Document Type : Original Article
Zanjan Pharmaceutical Biotechnology Research Center, Zanjan University of Medical Sciences, Zanjan, Iran
Department of Plant Biology, Faculty of Natural Sciences, University of Tabriz, Tabriz, Iran
School of Computer, Mathematical & Natural Sciences, Morgan State University, Baltimore, MD, USA, 21251
Introduction: The present study has introduced a simple and rapid tissue culture system aimed at in vitro regeneration of Artemisia diffusa and in vitro artemisinin production in its genetically transformed culture.
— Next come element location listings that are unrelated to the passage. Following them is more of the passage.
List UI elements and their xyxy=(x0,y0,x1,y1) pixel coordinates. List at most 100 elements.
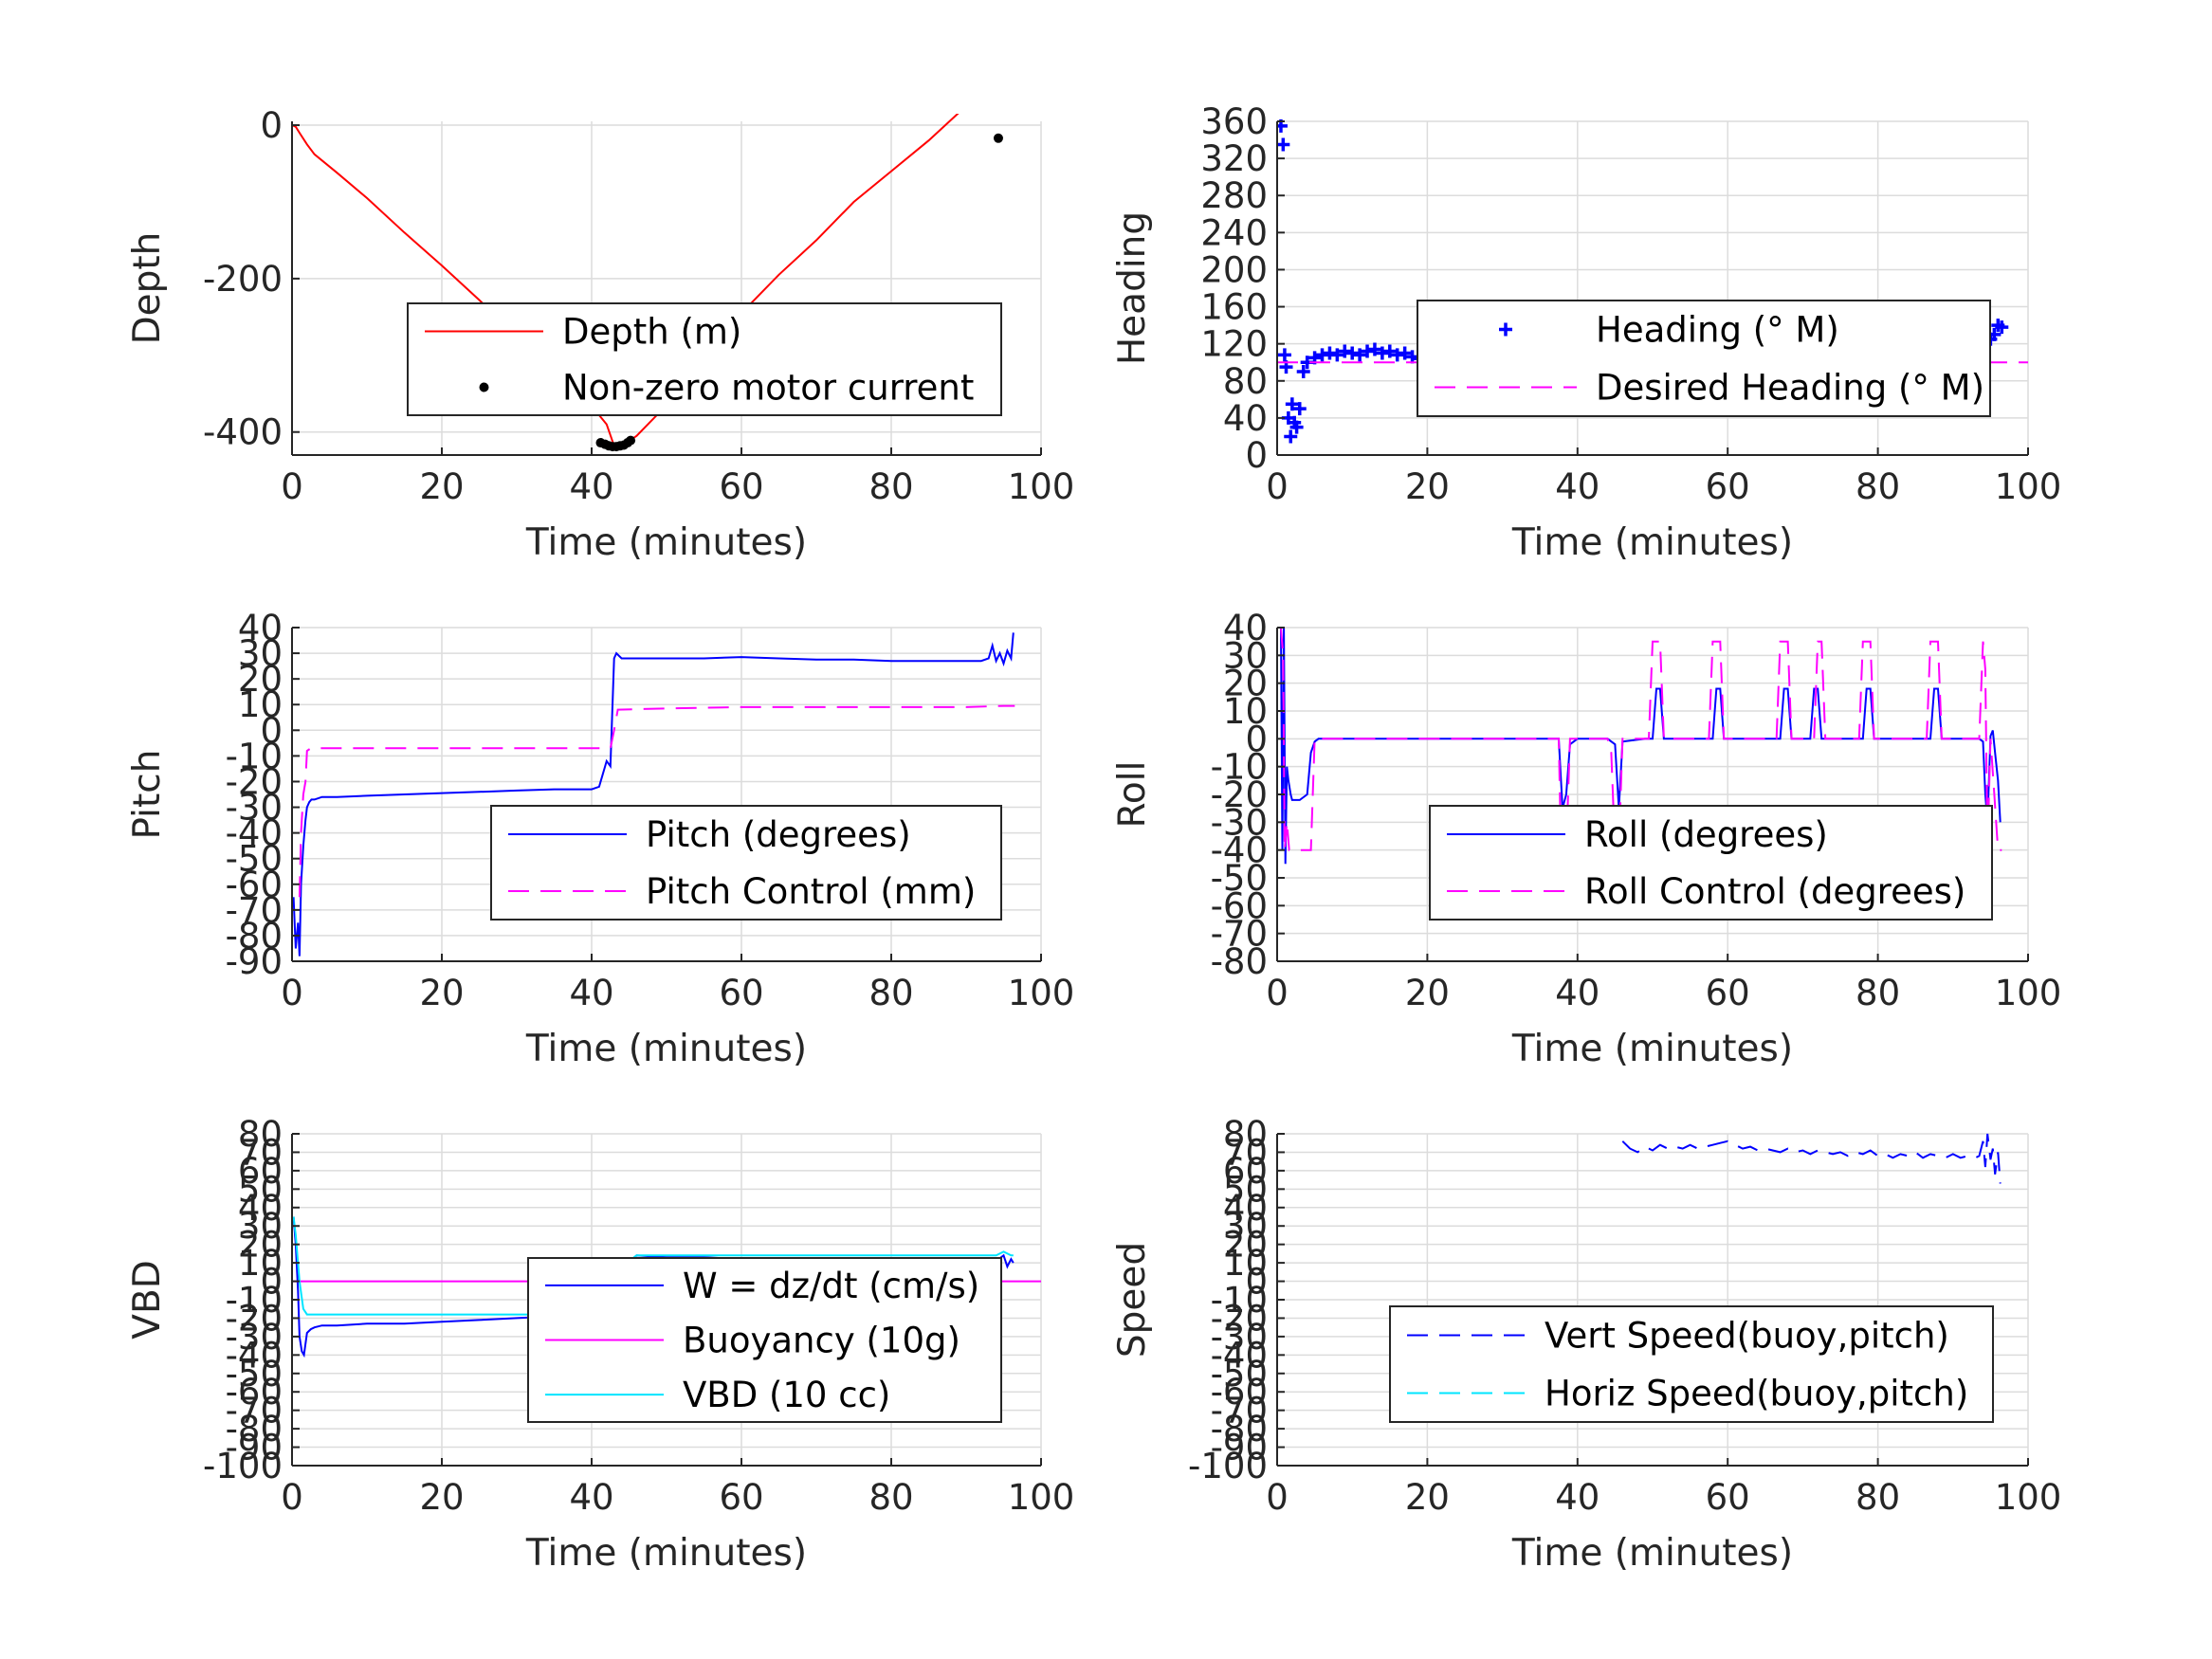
x-tick-label: 20 xyxy=(1405,466,1450,507)
series-depth-m xyxy=(292,114,960,447)
y-tick-label: 20 xyxy=(238,1225,283,1266)
legend-label: Desired Heading (° M) xyxy=(1596,368,1984,409)
y-tick-label: 30 xyxy=(238,633,283,674)
data-point xyxy=(1367,342,1381,356)
legend-label: Roll (degrees) xyxy=(1584,814,1828,855)
x-tick-label: 40 xyxy=(1555,1477,1600,1518)
legend-box xyxy=(490,805,1002,921)
y-tick-label: -20 xyxy=(1211,775,1268,815)
data-point xyxy=(1285,397,1299,411)
x-axis-label: Time (minutes) xyxy=(525,1028,807,1070)
y-tick-label: 80 xyxy=(1223,361,1268,402)
data-point xyxy=(1995,320,2009,335)
series-pitch-control-mm xyxy=(298,704,1015,898)
x-tick-label: 40 xyxy=(1555,973,1600,1013)
data-point xyxy=(1398,346,1412,360)
y-tick-label: 160 xyxy=(1200,287,1268,328)
y-tick-label: -20 xyxy=(1211,1298,1268,1339)
legend-box xyxy=(1389,1305,1994,1423)
y-tick-label: -40 xyxy=(1211,830,1268,871)
legend-label: Pitch (degrees) xyxy=(646,814,911,855)
y-tick-label: -30 xyxy=(226,1317,283,1358)
legend: Vert Speed(buoy,pitch) Horiz Speed(buoy,p… xyxy=(1389,1305,1994,1423)
x-tick-label: 20 xyxy=(419,1477,464,1518)
legend-label: Heading (° M) xyxy=(1596,310,1839,351)
y-tick-label: -30 xyxy=(1211,802,1268,843)
data-layer xyxy=(292,632,1015,957)
y-tick-label: 50 xyxy=(1223,1169,1268,1210)
y-tick-label: 0 xyxy=(260,105,283,146)
x-tick-label: 20 xyxy=(1405,1477,1450,1518)
x-axis-label: Time (minutes) xyxy=(525,521,807,564)
y-tick-label: 80 xyxy=(238,1114,283,1155)
data-point xyxy=(1284,429,1298,444)
x-tick-label: 60 xyxy=(1706,466,1750,507)
legend-label: Vert Speed(buoy,pitch) xyxy=(1545,1316,1949,1357)
x-tick-label: 20 xyxy=(1405,973,1450,1013)
x-tick-label: 20 xyxy=(419,973,464,1013)
legend-label: Pitch Control (mm) xyxy=(646,871,976,912)
y-axis-label: Heading xyxy=(1111,211,1154,365)
y-tick-label: 0 xyxy=(1245,1262,1268,1303)
data-layer xyxy=(292,114,1003,452)
y-tick-label: -30 xyxy=(1211,1317,1268,1358)
data-layer xyxy=(1621,1133,2002,1184)
data-point xyxy=(993,133,1003,143)
x-tick-label: 0 xyxy=(1266,1477,1289,1518)
y-tick-label: 10 xyxy=(1223,691,1268,732)
x-tick-label: 40 xyxy=(569,466,613,507)
y-tick-label: -50 xyxy=(1211,1354,1268,1395)
y-tick-label: 70 xyxy=(238,1132,283,1173)
data-point xyxy=(1277,348,1291,362)
legend-label: Non-zero motor current xyxy=(562,368,974,409)
y-tick-label: 20 xyxy=(238,659,283,700)
legend-label: Buoyancy (10g) xyxy=(683,1321,960,1361)
x-tick-label: 80 xyxy=(1856,466,1900,507)
y-tick-label: -100 xyxy=(1188,1446,1268,1486)
legend-label: VBD (10 cc) xyxy=(683,1375,890,1415)
y-tick-label: 10 xyxy=(238,684,283,725)
legend: W = dz/dt (cm/s) Buoyancy (10g) VBD (10 cc… xyxy=(527,1257,1002,1423)
y-tick-label: 0 xyxy=(260,1262,283,1303)
x-axis-label: Time (minutes) xyxy=(1511,1028,1793,1070)
y-tick-label: 0 xyxy=(1245,435,1268,476)
subplot-heading: 0 20 40 60 80 10004080120160200240280320360Ti… xyxy=(1111,101,2061,564)
y-tick-label: -60 xyxy=(1211,885,1268,926)
data-point xyxy=(1296,365,1310,378)
x-tick-label: 80 xyxy=(1856,1477,1900,1518)
y-tick-label: 40 xyxy=(238,608,283,648)
legend: Pitch (degrees) Pitch Control (mm) xyxy=(490,805,1002,921)
y-tick-label: 30 xyxy=(238,1206,283,1247)
subplot-depth: 0 20 40 60 80 100 0 -200 -400 Time (minutes) Depth… xyxy=(126,105,1074,564)
y-tick-label: -60 xyxy=(226,1372,283,1413)
y-tick-label: -90 xyxy=(226,941,283,982)
y-tick-label: -10 xyxy=(226,1280,283,1321)
y-tick-label: 280 xyxy=(1200,175,1268,216)
x-axis-label: Time (minutes) xyxy=(525,1532,807,1575)
subplot-vbd: 0 20 40 60 80 100-100-90-80-70-60-50-40-30-20… xyxy=(126,1114,1074,1575)
x-tick-label: 100 xyxy=(1995,973,2062,1013)
x-tick-label: 20 xyxy=(419,466,464,507)
y-tick-label: -10 xyxy=(226,736,283,776)
data-point xyxy=(1277,137,1290,152)
y-tick-label: -60 xyxy=(226,865,283,905)
y-tick-label: 0 xyxy=(260,710,283,751)
y-tick-label: -80 xyxy=(1211,1409,1268,1449)
y-tick-label: 70 xyxy=(1223,1132,1268,1173)
series-roll-degrees xyxy=(1280,627,2002,865)
data-point xyxy=(1375,346,1389,360)
x-tick-label: 0 xyxy=(281,973,303,1013)
x-tick-label: 0 xyxy=(1266,973,1289,1013)
y-axis-label: Pitch xyxy=(126,750,169,840)
y-tick-label: -10 xyxy=(1211,1280,1268,1321)
y-tick-label: 320 xyxy=(1200,138,1268,179)
y-tick-label: -200 xyxy=(203,259,283,300)
y-tick-label: -50 xyxy=(1211,858,1268,899)
legend-label: Horiz Speed(buoy,pitch) xyxy=(1545,1374,1968,1414)
data-point xyxy=(1353,348,1367,362)
y-tick-label: -40 xyxy=(1211,1335,1268,1376)
x-tick-label: 0 xyxy=(1266,466,1289,507)
x-axis-label: Time (minutes) xyxy=(1511,1532,1793,1575)
y-tick-label: 40 xyxy=(1223,608,1268,648)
Materials and Methods: An in vitro regeneration of A. diffusa was developed using different combinations of plant growth regulators including Naphthalene Acetic Acid (NAA), Indole-3-Acetic Acid (IAA), Thidiazuron (TDZ) and Benzyl Adenine (BA). Also, an efficient genetically transformed root induction system for A. diffusa was developed through Agrobacterium rhizogenes- mediated transformation using four bacterial strains, A4, ATCC15834, MSU440, and MAFF-02-10266. The stem and leaf of one month old sterile plants of A. diffusa were used as explants. Molecular analysis of transformed root lines was confirmed by PCR using primers specific for the rolB gene.
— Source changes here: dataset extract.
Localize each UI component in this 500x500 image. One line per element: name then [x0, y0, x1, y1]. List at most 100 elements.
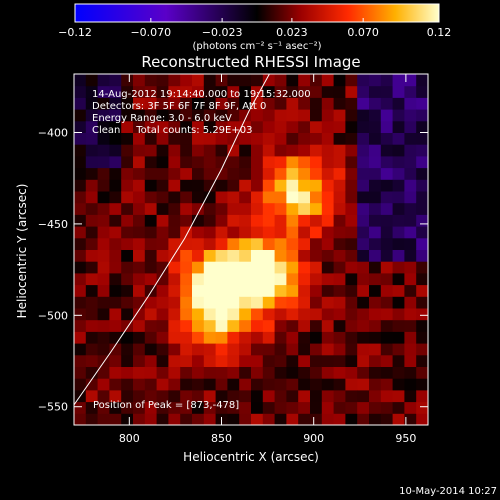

Results: The highest regeneration occurrence was obtained using MS medium containing 0.5 mg/L TDZ and 0.1 mg/L IAA (75%). Root induction was obtained on MS medium supplemented with 0.5 mg/L IBA. The results showed a significant increase in transformation frequency when the strain MSU440 was used (80.7%). Approximately 0.05 % artemisinin was detected by High-performance liquid chromatography (HPLC) analysis in root cultures. To the best of our knowledge, this is the first report of A. diffusa in vitro organogenesis and transformation.
Conclusions: This study describes an efficient protocol for hairy roots culture of A. diffusa which can be used for scaling up the plant active phytochemicals or for genetic manipulations of the plant.